Thursday, July 23, 2009

TEHRAN | President Mahmoud Ahmadinejad showed rare defiance of his strongest backer, Iran’s supreme leader, by insisting on his choice for vice president Wednesday despite vehement opposition from hard-liners that has opened a deep rift in the conservative leadership.

The tussle over the appointment comes at a time when the clerical leadership is facing its strongest challenge in decades in the wake of last month’s disputed presidential election.

Supreme Leader Ayatollah Ali Khamenei’s top concern appears to be keeping the strong support of clerical hard-liners so he can withstand attempts by the more moderate, pro-reform opposition to erode his authority.

Conservative clerics and politicians have denounced Mr. Ahmadinejad’s choice for the post of first vice president, Esfandiar Rahim Mashai, because Mr. Mashai said last year that Iranians are friends with Israelis. There are also concerns because Mr. Mashai is a relative of Mr. Ahmadinejad - his daughter is married to the president’s son.

Ayatollah Khamenei ordered Mr. Ahmadinejad to remove Mr. Mashai, semiofficial media outlets reported Wednesday.

Arguing for a further chance to make his case, Mr. Ahmadinejad said: “There is a need for time and another opportunity to fully explain my real feelings and assessment about Mr. Mashai.”

The president may be digging in because he fears an attempt by hard-liners to dictate the government he is expected to form next month.

At the center of the dispute between the president and the supreme leader is Mr. Mashai, a member of Mr. Ahmadinejad’s personal inner circle. Iran has 12 vice presidents, and Mr. Mashai has been serving in one of the slots in charge of tourism and culture. Mr. Ahmadinejad said last week he was elevating Mr. Mashai to the first vice presidency. That is the most important of the 12 because it is in line to succeed the president if he dies, is incapacitated or removed. The first vice president also leads Cabinet meetings in the president’s absence.

Mr. Ahmadinejad is a member of the hard-line camp, but throughout his first term he had disputes over policy and appointments with fellow conservatives, some of whom accused him of hoarding too much power for close associates rather than spreading it among factions.

Most surprising is Mr. Ahmadinejad’s defiance of Ayatollah Khamenei’s order for Mr.

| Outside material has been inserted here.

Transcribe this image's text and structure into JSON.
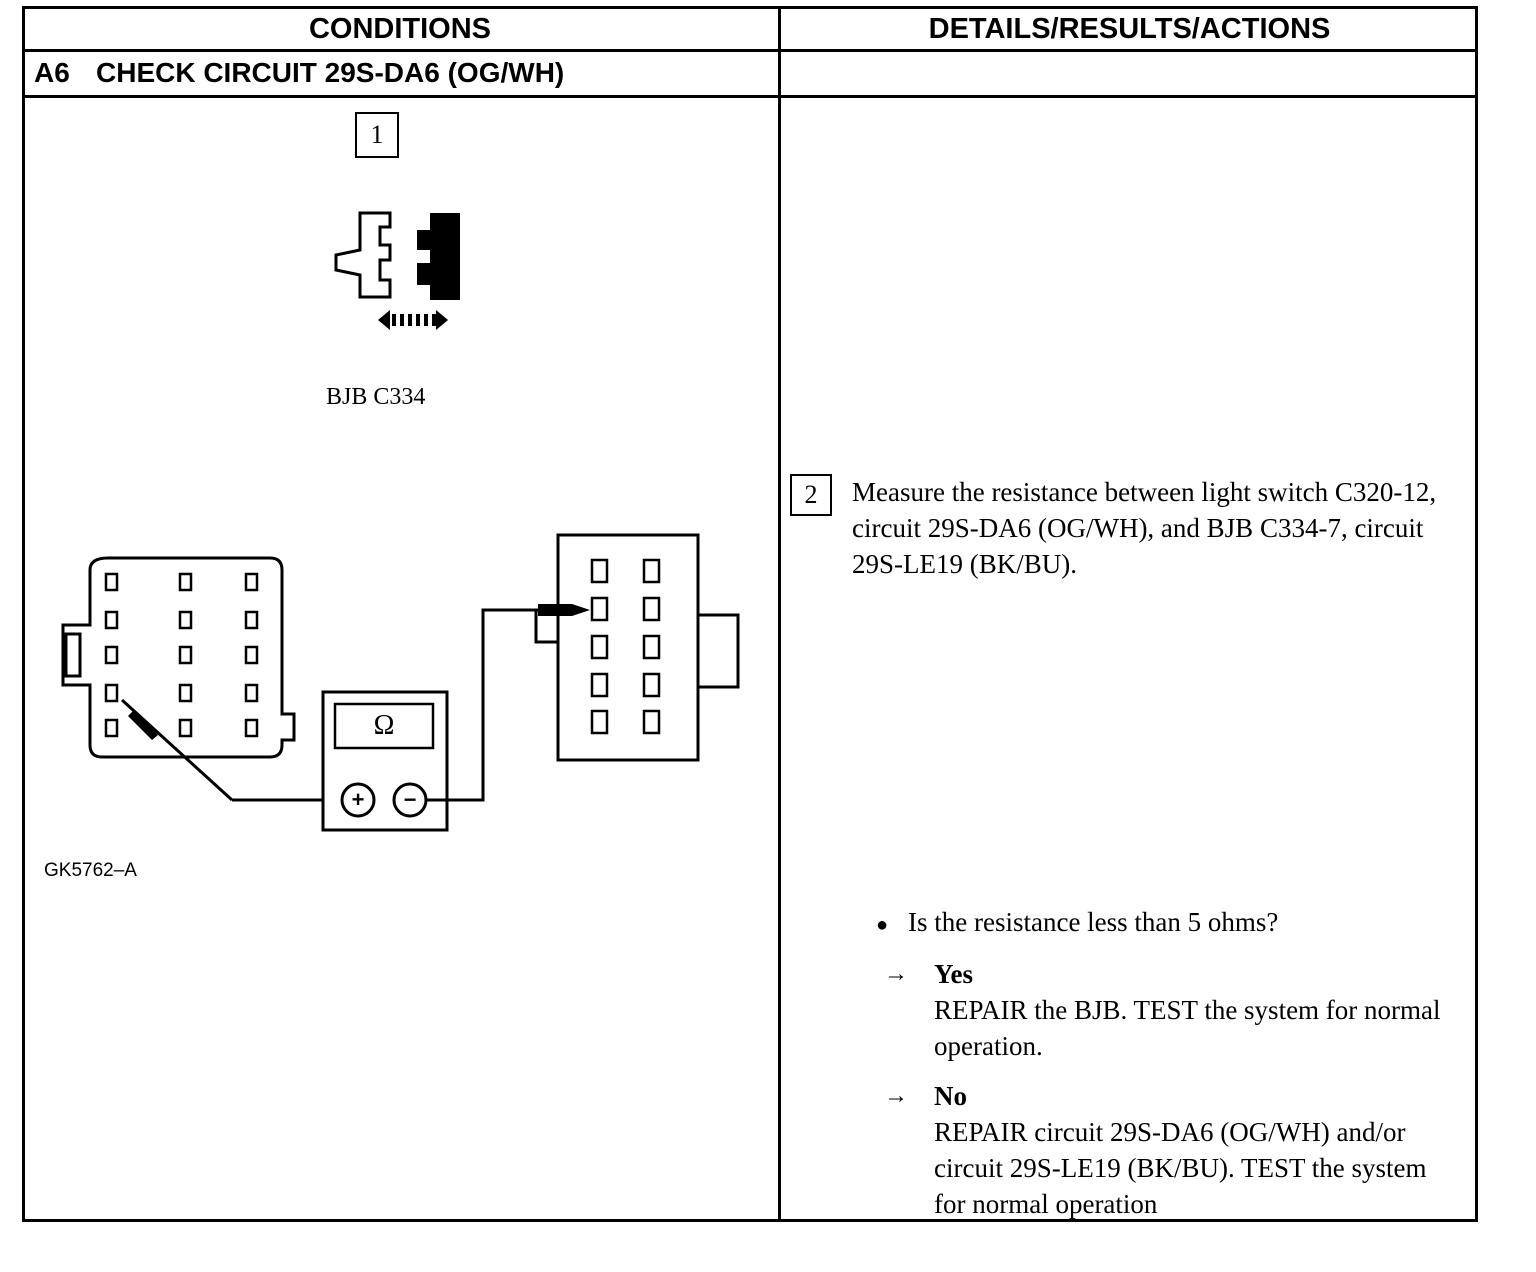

Mashai’s removal. The supreme leader has been the president’s top defender in the election dispute, dismissing opposition claims that Mr. Ahmadinejad’s victory in the June 12 vote was fraudulent. The opposition says pro-reform candidate Mir Hossein Mousavi was the real winner and calls Mr. Ahmadinejad’s government illegitimate.

Hard-line clerics on Wednesday demanded that the president obey Ayatollah Khamenei.

Ayatollah Ahmad Khatami said whether Mr. Mashai is immediately dismissed “will test Ahmadinejad’s loyalty to the supreme leader.”